A meio da aula, apareceu uma réplica humana da Charlize Theron que deixaria os homens portugueses em estado de ebulição. Pediu desculpa pelo atraso e deixou um rasto de perfume pela sala. Além da rapariga africânder ser alta loura e muito vistosa, estava maquilhada como se fosse apresentar um desfile de moda. Só mais tarde é que me disse que era manequim e que vinha para as aulas directamente das sessões fotográficas. Portanto, imaginem o estoiro desta mulher monumental!

Num canto da sala, uma mulher de 50 e poucos anos escrevia silenciosamente no computador. É a Janine, jornalista de televisão, que recentemente ficou desempregada. Tal como a maioria dos meus colegas que estão a fazer este curso, a Janine está à espera de uma oportunidade para sair da África do sul e emigrar para um país onde possa trabalhar como Professora de inglês. Aliás, ao longo dos últimos dois meses, percebi que é por isso mesmo que todos os meus colegas, sem excepção, estão a fazer o curso TESOL (Teachers of English for Students of other Languages.

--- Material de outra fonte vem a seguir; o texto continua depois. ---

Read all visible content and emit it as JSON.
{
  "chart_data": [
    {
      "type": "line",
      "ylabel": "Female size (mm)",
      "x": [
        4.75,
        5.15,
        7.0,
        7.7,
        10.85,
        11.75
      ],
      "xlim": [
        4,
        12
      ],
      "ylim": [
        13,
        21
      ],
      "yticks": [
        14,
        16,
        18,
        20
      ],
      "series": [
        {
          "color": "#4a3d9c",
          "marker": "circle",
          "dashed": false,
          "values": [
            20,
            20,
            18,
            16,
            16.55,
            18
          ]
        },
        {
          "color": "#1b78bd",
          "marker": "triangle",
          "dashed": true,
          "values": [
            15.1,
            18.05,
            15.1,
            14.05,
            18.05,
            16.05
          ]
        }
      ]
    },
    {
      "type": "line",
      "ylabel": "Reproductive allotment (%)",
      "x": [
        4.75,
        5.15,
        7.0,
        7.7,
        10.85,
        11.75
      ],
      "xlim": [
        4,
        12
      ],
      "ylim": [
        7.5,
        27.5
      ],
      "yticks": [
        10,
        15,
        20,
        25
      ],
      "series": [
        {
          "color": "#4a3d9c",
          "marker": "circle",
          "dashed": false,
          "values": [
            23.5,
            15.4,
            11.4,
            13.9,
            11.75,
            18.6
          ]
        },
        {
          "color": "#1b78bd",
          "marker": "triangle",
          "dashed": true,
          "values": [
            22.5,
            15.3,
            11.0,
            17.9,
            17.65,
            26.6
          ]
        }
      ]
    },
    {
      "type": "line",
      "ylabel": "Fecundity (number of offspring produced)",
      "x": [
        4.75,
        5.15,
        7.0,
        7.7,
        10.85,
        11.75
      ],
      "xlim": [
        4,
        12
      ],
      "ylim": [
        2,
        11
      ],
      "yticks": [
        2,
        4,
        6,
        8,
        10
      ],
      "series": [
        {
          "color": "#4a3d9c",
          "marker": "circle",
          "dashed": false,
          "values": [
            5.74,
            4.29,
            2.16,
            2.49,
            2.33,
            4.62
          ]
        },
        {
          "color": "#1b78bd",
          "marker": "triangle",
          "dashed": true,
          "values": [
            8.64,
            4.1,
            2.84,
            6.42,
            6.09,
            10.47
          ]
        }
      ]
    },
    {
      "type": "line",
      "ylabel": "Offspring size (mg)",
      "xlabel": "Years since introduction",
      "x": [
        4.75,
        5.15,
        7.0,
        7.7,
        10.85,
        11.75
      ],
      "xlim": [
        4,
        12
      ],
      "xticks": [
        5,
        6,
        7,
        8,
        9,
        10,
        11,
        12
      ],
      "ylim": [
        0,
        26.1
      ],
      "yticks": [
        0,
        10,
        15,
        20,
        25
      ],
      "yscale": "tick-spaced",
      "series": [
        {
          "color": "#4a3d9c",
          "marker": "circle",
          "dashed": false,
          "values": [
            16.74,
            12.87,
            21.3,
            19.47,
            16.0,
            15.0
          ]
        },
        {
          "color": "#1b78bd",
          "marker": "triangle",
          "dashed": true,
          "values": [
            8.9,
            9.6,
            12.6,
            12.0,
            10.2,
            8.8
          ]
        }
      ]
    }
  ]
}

A manequim africânder quer ir para a Nova Zelândia, o cinquentão Allistair quer ir para a China, a Linda, uma londrina muito simpática, também quer aventurar-se na Ásia, a Giorgina, que já dá aulas há vários anos, quer emigrar para o Japão. Há outros que querem ir viver para a Austrália, Estados Unidos e Canadá.

Eu mudei-me para a África do Sul e eles querem fugir daqui para fora! Mas porquê? A resposta é muito simples: é cada vez mais difícil arranjarem emprego no país e o medo da criminalidade. A população branca continua a deter a maioria da riqueza do país mas receia a violência e o crime. Com mais de 50 mortes diárias, a África do sul tem uma das mais elevadas taxas de homicídio per capita em todo o mundo.
Mesmo com todos os preparativos para o primeiro campeonato mundial de futebol em África? SIM. A recessão económica e o novo governo do Presidente Jacob Zuma, que preconiza o “Black empowerment”, vieram agravar as coisas.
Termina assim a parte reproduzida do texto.